BY JOE BUCK COATES
The battle for the Republican nomination of the Senate seat held by long-term incumbent Thad Cochran has been interesting, to say the least. The stakes soared even higher after newcomer David Bratt upset House Majority Whip Eric Cantor in the Virginia Republican primary a couple of weeks ago.
How did Rep. Cantor lose what seemingly was going to be a fairly easy win? Rep. Cantor had much going for him–power and prestige from having held his seat since 2001 and being elected the number two leader of the House, a war chest from having served 6-plus terms and all the prestige and spoils that go along with it. He just expected to win.

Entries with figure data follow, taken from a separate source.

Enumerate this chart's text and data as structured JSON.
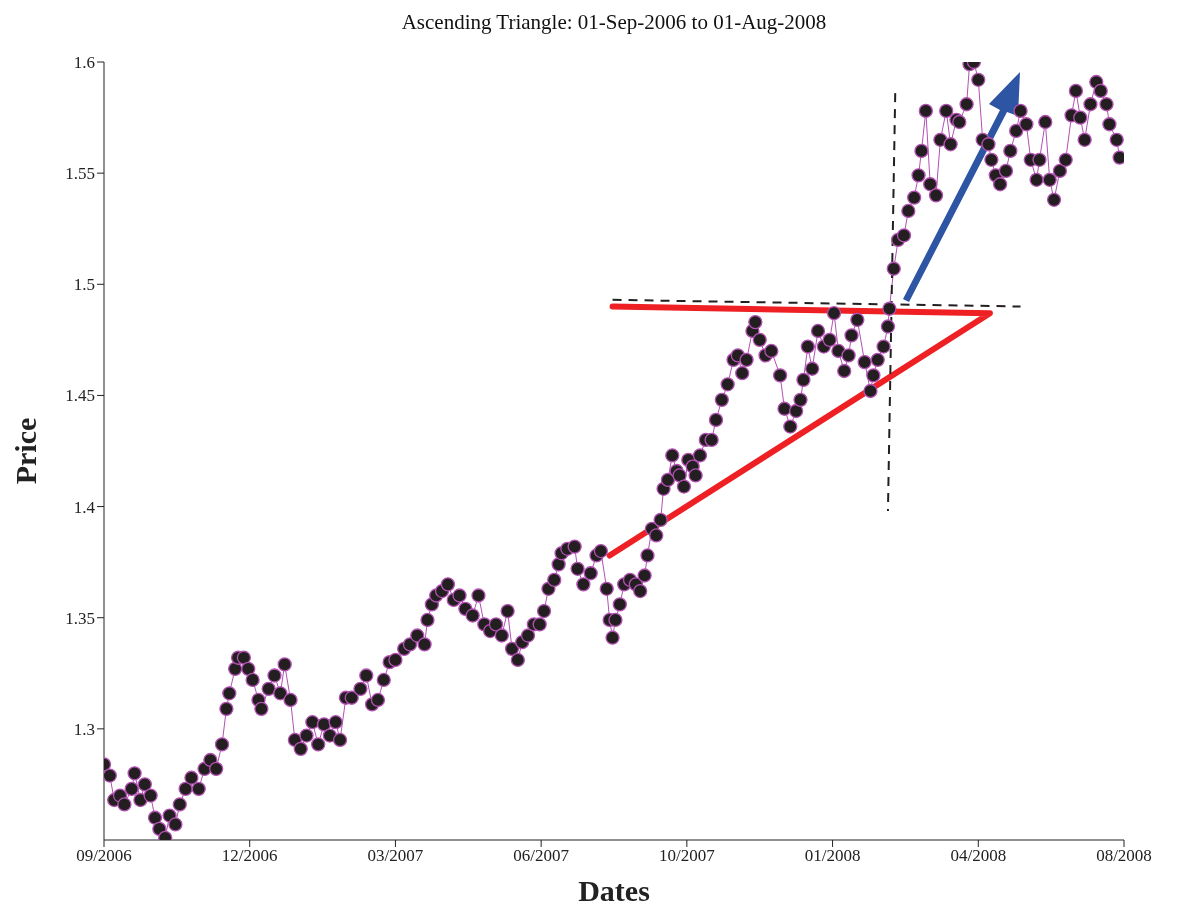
{
  "chart_data": {
    "type": "line",
    "title": "Ascending Triangle: 01-Sep-2006 to 01-Aug-2008",
    "xlabel": "Dates",
    "ylabel": "Price",
    "xlim": [
      "2006-09-01",
      "2008-08-01"
    ],
    "xticks": [
      {
        "value": "2006-09-01",
        "label": "09/2006"
      },
      {
        "value": "2006-12-10",
        "label": "12/2006"
      },
      {
        "value": "2007-03-20",
        "label": "03/2007"
      },
      {
        "value": "2007-06-28",
        "label": "06/2007"
      },
      {
        "value": "2007-10-06",
        "label": "10/2007"
      },
      {
        "value": "2008-01-14",
        "label": "01/2008"
      },
      {
        "value": "2008-04-23",
        "label": "04/2008"
      },
      {
        "value": "2008-08-01",
        "label": "08/2008"
      }
    ],
    "ylim": [
      1.25,
      1.6
    ],
    "yticks": [
      1.3,
      1.35,
      1.4,
      1.45,
      1.5,
      1.55,
      1.6
    ],
    "grid": false,
    "series": [
      {
        "color": "#231f20",
        "marker": "circle",
        "line_style": "solid",
        "x": [
          "2006-09-01",
          "2006-09-05",
          "2006-09-08",
          "2006-09-12",
          "2006-09-15",
          "2006-09-20",
          "2006-09-22",
          "2006-09-26",
          "2006-09-29",
          "2006-10-03",
          "2006-10-06",
          "2006-10-09",
          "2006-10-13",
          "2006-10-16",
          "2006-10-20",
          "2006-10-23",
          "2006-10-27",
          "2006-10-31",
          "2006-11-05",
          "2006-11-09",
          "2006-11-13",
          "2006-11-17",
          "2006-11-21",
          "2006-11-24",
          "2006-11-26",
          "2006-11-30",
          "2006-12-02",
          "2006-12-06",
          "2006-12-09",
          "2006-12-12",
          "2006-12-16",
          "2006-12-18",
          "2006-12-23",
          "2006-12-27",
          "2006-12-31",
          "2007-01-03",
          "2007-01-07",
          "2007-01-10",
          "2007-01-14",
          "2007-01-18",
          "2007-01-22",
          "2007-01-26",
          "2007-01-30",
          "2007-02-03",
          "2007-02-07",
          "2007-02-10",
          "2007-02-14",
          "2007-02-18",
          "2007-02-24",
          "2007-02-28",
          "2007-03-04",
          "2007-03-08",
          "2007-03-12",
          "2007-03-16",
          "2007-03-20",
          "2007-03-26",
          "2007-03-30",
          "2007-04-04",
          "2007-04-09",
          "2007-04-11",
          "2007-04-14",
          "2007-04-17",
          "2007-04-21",
          "2007-04-25",
          "2007-04-29",
          "2007-05-03",
          "2007-05-07",
          "2007-05-12",
          "2007-05-16",
          "2007-05-20",
          "2007-05-24",
          "2007-05-28",
          "2007-06-01",
          "2007-06-05",
          "2007-06-08",
          "2007-06-12",
          "2007-06-15",
          "2007-06-19",
          "2007-06-23",
          "2007-06-27",
          "2007-06-30",
          "2007-07-03",
          "2007-07-07",
          "2007-07-10",
          "2007-07-12",
          "2007-07-16",
          "2007-07-21",
          "2007-07-23",
          "2007-07-27",
          "2007-08-01",
          "2007-08-05",
          "2007-08-08",
          "2007-08-12",
          "2007-08-14",
          "2007-08-16",
          "2007-08-18",
          "2007-08-21",
          "2007-08-24",
          "2007-08-28",
          "2007-09-01",
          "2007-09-04",
          "2007-09-07",
          "2007-09-09",
          "2007-09-12",
          "2007-09-15",
          "2007-09-18",
          "2007-09-20",
          "2007-09-23",
          "2007-09-26",
          "2007-09-29",
          "2007-10-01",
          "2007-10-04",
          "2007-10-07",
          "2007-10-10",
          "2007-10-12",
          "2007-10-15",
          "2007-10-19",
          "2007-10-23",
          "2007-10-26",
          "2007-10-30",
          "2007-11-03",
          "2007-11-07",
          "2007-11-10",
          "2007-11-13",
          "2007-11-16",
          "2007-11-20",
          "2007-11-22",
          "2007-11-25",
          "2007-11-29",
          "2007-12-03",
          "2007-12-09",
          "2007-12-12",
          "2007-12-16",
          "2007-12-20",
          "2007-12-23",
          "2007-12-25",
          "2007-12-28",
          "2007-12-31",
          "2008-01-04",
          "2008-01-08",
          "2008-01-12",
          "2008-01-15",
          "2008-01-18",
          "2008-01-22",
          "2008-01-25",
          "2008-01-27",
          "2008-01-31",
          "2008-02-05",
          "2008-02-09",
          "2008-02-11",
          "2008-02-14",
          "2008-02-18",
          "2008-02-21",
          "2008-02-22",
          "2008-02-25",
          "2008-02-28",
          "2008-03-03",
          "2008-03-06",
          "2008-03-10",
          "2008-03-13",
          "2008-03-15",
          "2008-03-18",
          "2008-03-21",
          "2008-03-25",
          "2008-03-28",
          "2008-04-01",
          "2008-04-04",
          "2008-04-08",
          "2008-04-10",
          "2008-04-15",
          "2008-04-17",
          "2008-04-20",
          "2008-04-23",
          "2008-04-26",
          "2008-04-30",
          "2008-05-02",
          "2008-05-05",
          "2008-05-08",
          "2008-05-12",
          "2008-05-15",
          "2008-05-19",
          "2008-05-22",
          "2008-05-26",
          "2008-05-29",
          "2008-06-02",
          "2008-06-04",
          "2008-06-08",
          "2008-06-11",
          "2008-06-14",
          "2008-06-18",
          "2008-06-22",
          "2008-06-26",
          "2008-06-29",
          "2008-07-02",
          "2008-07-05",
          "2008-07-09",
          "2008-07-13",
          "2008-07-16",
          "2008-07-20",
          "2008-07-22",
          "2008-07-27",
          "2008-07-29"
        ],
        "values": [
          1.284,
          1.279,
          1.268,
          1.27,
          1.266,
          1.273,
          1.28,
          1.268,
          1.275,
          1.27,
          1.26,
          1.255,
          1.251,
          1.261,
          1.257,
          1.266,
          1.273,
          1.278,
          1.273,
          1.282,
          1.286,
          1.282,
          1.293,
          1.309,
          1.316,
          1.327,
          1.332,
          1.332,
          1.327,
          1.322,
          1.313,
          1.309,
          1.318,
          1.324,
          1.316,
          1.329,
          1.313,
          1.295,
          1.291,
          1.297,
          1.303,
          1.293,
          1.302,
          1.297,
          1.303,
          1.295,
          1.314,
          1.314,
          1.318,
          1.324,
          1.311,
          1.313,
          1.322,
          1.33,
          1.331,
          1.336,
          1.338,
          1.342,
          1.338,
          1.349,
          1.356,
          1.36,
          1.362,
          1.365,
          1.358,
          1.36,
          1.354,
          1.351,
          1.36,
          1.347,
          1.344,
          1.347,
          1.342,
          1.353,
          1.336,
          1.331,
          1.339,
          1.342,
          1.347,
          1.347,
          1.353,
          1.363,
          1.367,
          1.374,
          1.379,
          1.381,
          1.382,
          1.372,
          1.365,
          1.37,
          1.378,
          1.38,
          1.363,
          1.349,
          1.341,
          1.349,
          1.356,
          1.365,
          1.367,
          1.365,
          1.362,
          1.369,
          1.378,
          1.39,
          1.387,
          1.394,
          1.408,
          1.412,
          1.423,
          1.416,
          1.414,
          1.409,
          1.421,
          1.418,
          1.414,
          1.423,
          1.43,
          1.43,
          1.439,
          1.448,
          1.455,
          1.466,
          1.468,
          1.46,
          1.466,
          1.479,
          1.483,
          1.475,
          1.468,
          1.47,
          1.459,
          1.444,
          1.436,
          1.443,
          1.448,
          1.457,
          1.472,
          1.462,
          1.479,
          1.472,
          1.475,
          1.487,
          1.47,
          1.461,
          1.468,
          1.477,
          1.484,
          1.465,
          1.452,
          1.459,
          1.466,
          1.472,
          1.481,
          1.489,
          1.507,
          1.52,
          1.522,
          1.533,
          1.539,
          1.549,
          1.56,
          1.578,
          1.545,
          1.54,
          1.565,
          1.578,
          1.563,
          1.574,
          1.573,
          1.581,
          1.599,
          1.6,
          1.592,
          1.565,
          1.563,
          1.556,
          1.549,
          1.545,
          1.551,
          1.56,
          1.569,
          1.578,
          1.572,
          1.556,
          1.547,
          1.556,
          1.573,
          1.547,
          1.538,
          1.551,
          1.556,
          1.576,
          1.587,
          1.575,
          1.565,
          1.581,
          1.591,
          1.587,
          1.581,
          1.572,
          1.565,
          1.557
        ]
      },
      {
        "color": "#ee2024",
        "marker": "none",
        "line_style": "solid",
        "x": [
          "2007-08-16",
          "2008-05-01",
          "2007-08-14"
        ],
        "values": [
          1.49,
          1.487,
          1.378
        ]
      },
      {
        "color": "#231f20",
        "marker": "none",
        "line_style": "dashed",
        "x": [
          "2007-08-16",
          "2008-05-22"
        ],
        "values": [
          1.493,
          1.49
        ]
      },
      {
        "color": "#231f20",
        "marker": "none",
        "line_style": "dashed",
        "x": [
          "2008-02-26",
          "2008-02-21"
        ],
        "values": [
          1.586,
          1.398
        ]
      }
    ]
  }
}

Bratt, who was backed by so-called Tea Party activists within the Republican party, came out of nowhere to defeat the juggernaut 56%-44%. He spent only a very small portion of what Rep. Cantor did leading up to the primary. He faces Democratic candidate Jack Trammell–another unknown–in November’s general election. Trammell was expected to be the Democrats’ sacrificial lamb against Rep. Cantor in November, but now, his campaign has most certainly been invigorated by Bratt’s win.
A similar scenario is playing out here in Mississippi. Very few expected challenger Chris McDaniel to give Sen. Cochran a run in the June 4 Republican primary. However, he even earned more votes than the incumbent, but not enough to avoid a runoff, which will be held next Tuesday.
Cochran, for his sake, is having to truly campaign for the first time in 30 or so years. The result of the primary, I think, was a loud wake-up call for his campaign managers, if not for himself. He was even at a campaign stop in Wesson on Tuesday.
On the sidelines, for now, sits Travis Childers, who quietly earned the Democratic nomination on June 4. Childers is no stranger to politics, having served as Mississippi’s First District representative from 2008 to 2011. He knows how the game is played.
And, the way the two Republicans have been beating up each other the past few days–and dragging supporters through the filth–Childers, right now, finds himself sitting pretty for the November general election.